Pentanol/diesel fuel blends: Assessment of inhalation cancer risk and ozone formation potential from carbonyl emissions emitted by an automotive diesel engine

Abstract

Pentanol has recently drawn particular attention as a fuel for diesel engines due to its higher energy density and its renewable nature. However, it is well known that oxygenated fuels increase carbonyl emissions, that are harmful to human health. In this study, carbonyl compounds emitted by an automotive diesel engine fueled with pentanol and ultra-low sulfur diesel (ULSD) blends were investigated. Three ULSD-pentanol blends were studied: 13%, 15.5% and 20% by volume.
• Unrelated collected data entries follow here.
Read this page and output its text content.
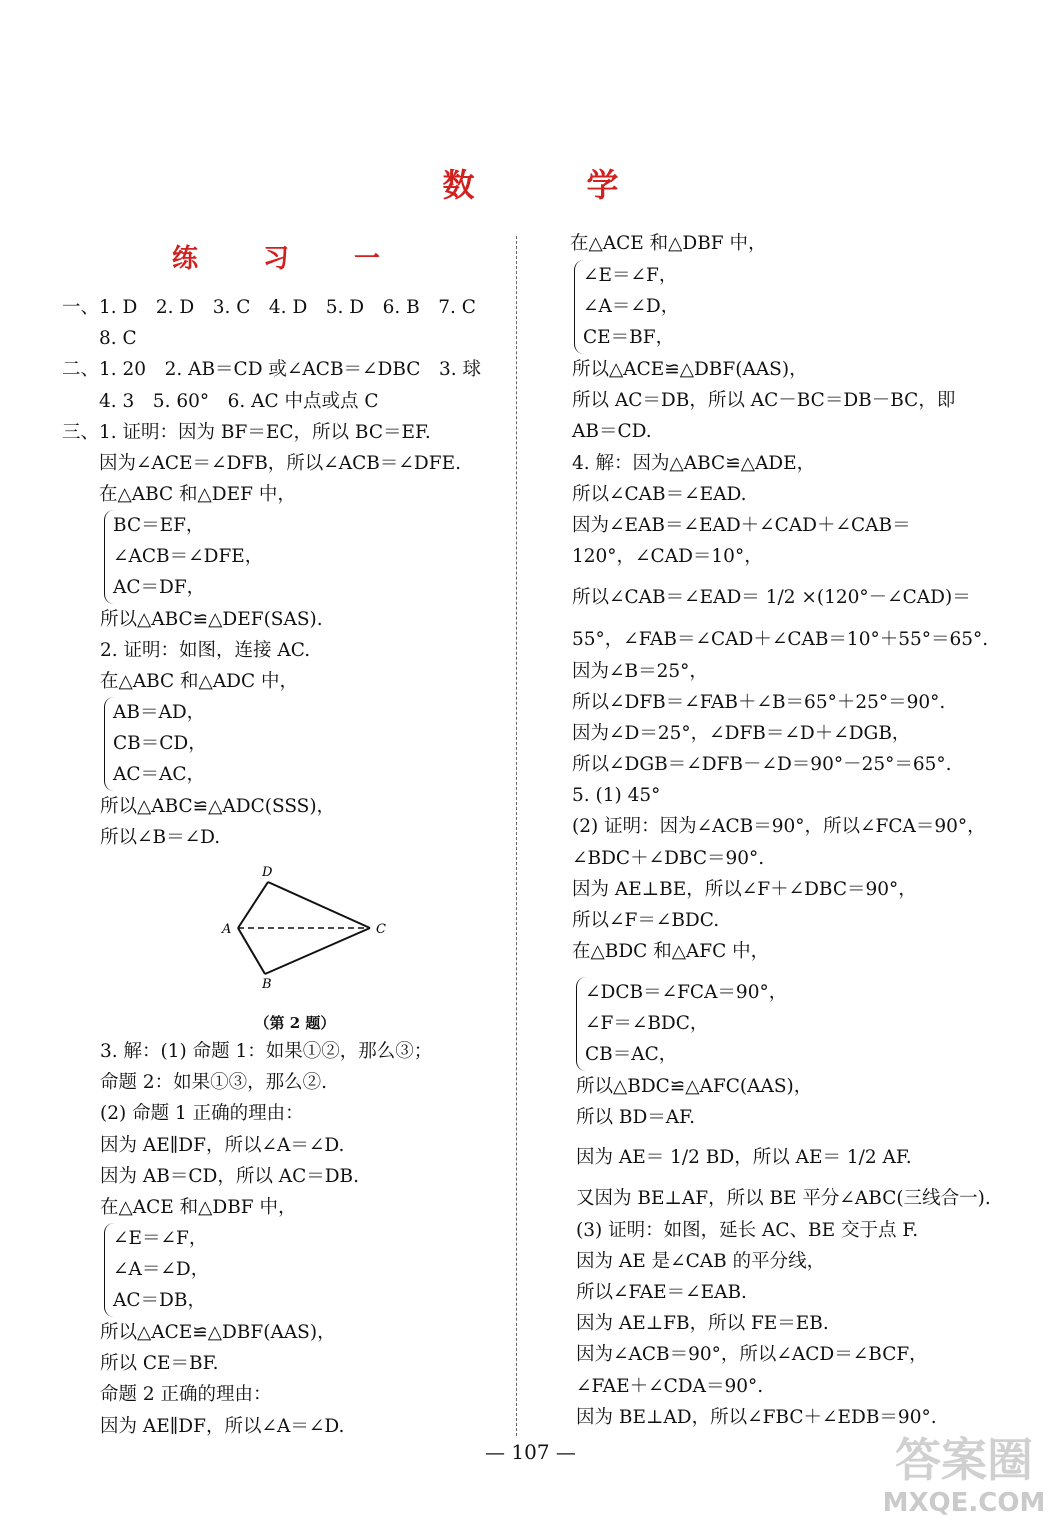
数　学
练 习 一
一、1. D　2. D　3. C　4. D　5. D　6. B　7. C
　　8. C
二、1. 20　2. AB＝CD 或∠ACB＝∠DBC　3. 球
　　4. 3　5. 60°　6. AC 中点或点 C
三、1. 证明：因为 BF＝EC，所以 BC＝EF.
　　因为∠ACE＝∠DFB，所以∠ACB＝∠DFE.
　　在△ABC 和△DEF 中，
BC＝EF，
∠ACB＝∠DFE，
AC＝DF，
所以△ABC≌△DEF(SAS).
2. 证明：如图，连接 AC.
在△ABC 和△ADC 中，
AB＝AD，
CB＝CD，
AC＝AC，
所以△ABC≌△ADC(SSS)，
所以∠B＝∠D.
D
A	C
B
（第 2 题）
3. 解：(1) 命题 1：如果①②，那么③；
命题 2：如果①③，那么②.
(2) 命题 1 正确的理由：
因为 AE∥DF，所以∠A＝∠D.
因为 AB＝CD，所以 AC＝DB.
在△ACE 和△DBF 中，
∠E＝∠F，
∠A＝∠D，
AC＝DB，
所以△ACE≌△DBF(AAS)，
所以 CE＝BF.
命题 2 正确的理由：
因为 AE∥DF，所以∠A＝∠D.
在△ACE 和△DBF 中，
∠E＝∠F，
∠A＝∠D，
CE＝BF，
所以△ACE≌△DBF(AAS)，
所以 AC＝DB，所以 AC－BC＝DB－BC，即
AB＝CD.
4. 解：因为△ABC≌△ADE，
所以∠CAB＝∠EAD.
因为∠EAB＝∠EAD＋∠CAD＋∠CAB＝
120°，∠CAD＝10°，
所以∠CAB＝∠EAD＝ 1/2 ×(120°－∠CAD)＝
55°，∠FAB＝∠CAD＋∠CAB＝10°＋55°＝65°.
因为∠B＝25°，
所以∠DFB＝∠FAB＋∠B＝65°＋25°＝90°.
因为∠D＝25°，∠DFB＝∠D＋∠DGB，
所以∠DGB＝∠DFB－∠D＝90°－25°＝65°.
5. (1) 45°
(2) 证明：因为∠ACB＝90°，所以∠FCA＝90°，
∠BDC＋∠DBC＝90°.
因为 AE⊥BE，所以∠F＋∠DBC＝90°，
所以∠F＝∠BDC.
在△BDC 和△AFC 中，
∠DCB＝∠FCA＝90°，
∠F＝∠BDC，
CB＝AC，
所以△BDC≌△AFC(AAS)，
所以 BD＝AF.
因为 AE＝ 1/2 BD，所以 AE＝ 1/2 AF.
又因为 BE⊥AF，所以 BE 平分∠ABC(三线合一).
(3) 证明：如图，延长 AC、BE 交于点 F.
因为 AE 是∠CAB 的平分线，
所以∠FAE＝∠EAB.
因为 AE⊥FB，所以 FE＝EB.
因为∠ACB＝90°，所以∠ACD＝∠BCF，
∠FAE＋∠CDA＝90°.
因为 BE⊥AD，所以∠FBC＋∠EDB＝90°.
— 107 —	答案圈
MXQE.COM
A common-rail, direct-injection diesel engine equipped with exhaust gas recirculation system and diesel oxidation catalyst was operated under two representative urban driving modes (M1: 1750 rpm and 71Nm; M2: 2450 rpm and 90Nm). Carbonyls were sampled from the undiluted exhaust by trapping the gas with 2,4-DNPH cartridges and analyzed by HPLC-UV. The impact of carbonyl specific emissions on the ozone formation potential (OFP in mg O3/kWh) was determined and their estimated inhalation cancer risk (CR) associated with carcinogenic compounds such as formaldehyde and acetaldehyde were quantified. Results indicate that total specific carbonyl emissions increased significantly with pentanol addition, and a maximum was observed with the 15% blend for both engine operating modes. The emissions of all measured carbonyls decreased for the high engine load. Formaldehyde, acetaldehyde, acetone and acrolein were the most abundant carbonyls independently of the fuel tested. The OFP increased with pentanol blends by up to a factor of 2 for M1 and 4 for M2. The estimated inhalation CR increased up to 5x with pentanol blends for a specific exposure scenario evaluated. According to the results obtained in this work, the CR are below the threshold suggested U.S EPA, however, the CR were calculated considering two relevant aldehyde compounds. To reach a representative cancer risk assessment, the greatest possible quantity of carcinogenic volatile organic compounds (VOCs) should be measured.